J’ai passé les 24 et 25 décembre chez des ami-e-s qui ont un sanctuaire. Pas de cadeaux, pas de dommages collatéraux pour notre repas, pas de conventions : quelle liberté. J’ai demandé à mon amie comment elle gère les décès des individu-e-s qui vivent avec elle (poules, cannes, lapin…). «On ne s’en remet jamais vraiment». Je comprends sa réponse.
Il y a deux ans, « mon » chat Magneto est décédé. Magneto vivait dans la rue, malade et affamé. On l’a recueilli, il était fragile physiquement et psychologiquement. Il dormait sur mon oreiller, accolé à ma tête. Coup de foudre entre nous deux. Inséparables. Quand je lisais, il se mettait en boule sous mes jambes. Lors de l’un de ses petits « coups de mou », mon conjoint l’emmène par acquis de conscience chez le vétérinaire où il passe la nuit en surveillance. Moi, j’étais en réunion à Paris pour la journée. Pendant ma pause déjeuner, mon conjoint m’appelle en pleurs : « c’est Magneto ». Le vétérinaire lui a annoncé le décès de Magneto sur son répondeur. Un médecin aurait-il fait ça pour un humain ? Je me le demande. J’ai passé la pause du midi à pleurer. Que faire ? Retourner en réunion (où les gens savoureront des mignardises qui me feront penser aux tortures infligées aux vaches et poules pour agrémenter leur pause café…) ? Faire comme si rien ne s’était passé ? J’avais les yeux rouges, je me suis sentie forcée de donner une explication : « je viens d’apprendre que j’ai eu un décès dans ma famille.» Je n’ai pas osé dire que j’étais endeuillée par la perte de mon chat. Je crois que la norme sociétale, non formulée mais qu’on se doit de deviner et suivre, c’est : on n’a pas le droit de montrer le même degré de tristesse pour le décès d’un animal non humain que pour un humain. Ça semble cohérent dans cette société spéciste, non ?
Suite au décès de Magneto, je suis tombée sur le livre Requiem pour un chat, d’Olivier Bellamy (Grasset, 2018). La quatrième de couverture me semblait prometteuse : «la mort d’un animal de compagnie [...] est encore un sujet tabou, difficile à partager par peur de moqueries, et rare en littérature.» L’auteur raconte les mois où il a accompagné sa chatte dans sa fin de vie. Il y a deux ans, ce livre m’avait mise dans l’inconfort sans trop comprendre pourquoi. Je ne l’avais pas lu entièrement. Maintenant que Shuri est morte, je l’ai relu, et j’ai compris l’origine de mon malaise.

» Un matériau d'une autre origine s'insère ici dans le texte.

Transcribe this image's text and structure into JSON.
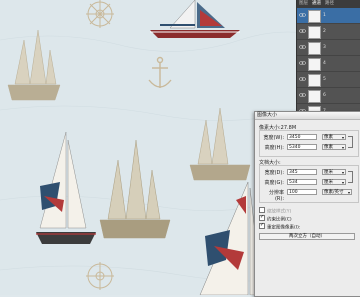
{
  "layers_panel": {
    "tabs": [
      "图层",
      "通道",
      "路径"
    ],
    "active_tab": 1,
    "rows": [
      {
        "name": "1"
      },
      {
        "name": "2"
      },
      {
        "name": "3"
      },
      {
        "name": "4"
      },
      {
        "name": "5"
      },
      {
        "name": "6"
      },
      {
        "name": "7"
      }
    ]
  },
  "dialog": {
    "title": "图像大小",
    "pixel_dimensions": "像素大小:27.8M",
    "width_label": "宽度(W):",
    "width_value": "3450",
    "width_unit": "像素",
    "height_label": "高度(H):",
    "height_value": "5340",
    "height_unit": "像素",
    "doc_size_label": "文档大小:",
    "doc_width_label": "宽度(D):",
    "doc_width_value": "345",
    "doc_width_unit": "厘米",
    "doc_height_label": "高度(G):",
    "doc_height_value": "534",
    "doc_height_unit": "厘米",
    "resolution_label": "分辨率(R):",
    "resolution_value": "100",
    "resolution_unit": "像素/英寸",
    "scale_styles": "缩放样式(Y)",
    "constrain": "约束比例(C)",
    "resample": "重定图像像素(I):",
    "method": "两次立方（自动）"
  },
  "colors": {
    "sea": "#dfe8ec",
    "panel": "#535353",
    "sail_red": "#b33a3a",
    "sail_blue": "#2f4f6f"
  }
}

Il y a certes une majorité de passages touchants, mais j’en retiens aussi des remarques qui ne passent pas du tout, de mon point de vue antispéciste. Tout au fil du livre, l’auteur raconte certains repas qui l’ont marqué : ainsi, on apprend qu’il s’est cuisiné ou a mangé du veau marengo, de la raie, du thon, du loup de mer farci aux amandes et aux raisons secs [ndlr : moi j’ai envie de dire le morceau d’un veau, d’une raie, d’un thon, d’un loup de mer, mais bon.], du [d’un] pigeon à la sauce noire et des soles « baignant dans une mer de beurre.» Certaines remarques m’ont également étonnée, étant donné le sujet du livre et la sensibilité supposée de l’auteur quant au cancer de son chat : « le patient, c’est comique pour un chat. » ; «je dis mon coeur, ma beauté, mon trésor à un chat et peut-être que ce sont des mots “inappropriés”» ; “le docteur V. me dit [...] “Margot [...] ne mange toujours pas. Venez la voir, ça lui fera du bien.” Ca m’a troublé. On va donc voir un chat à la clinique ? N’est-ce pas exagéré ? ».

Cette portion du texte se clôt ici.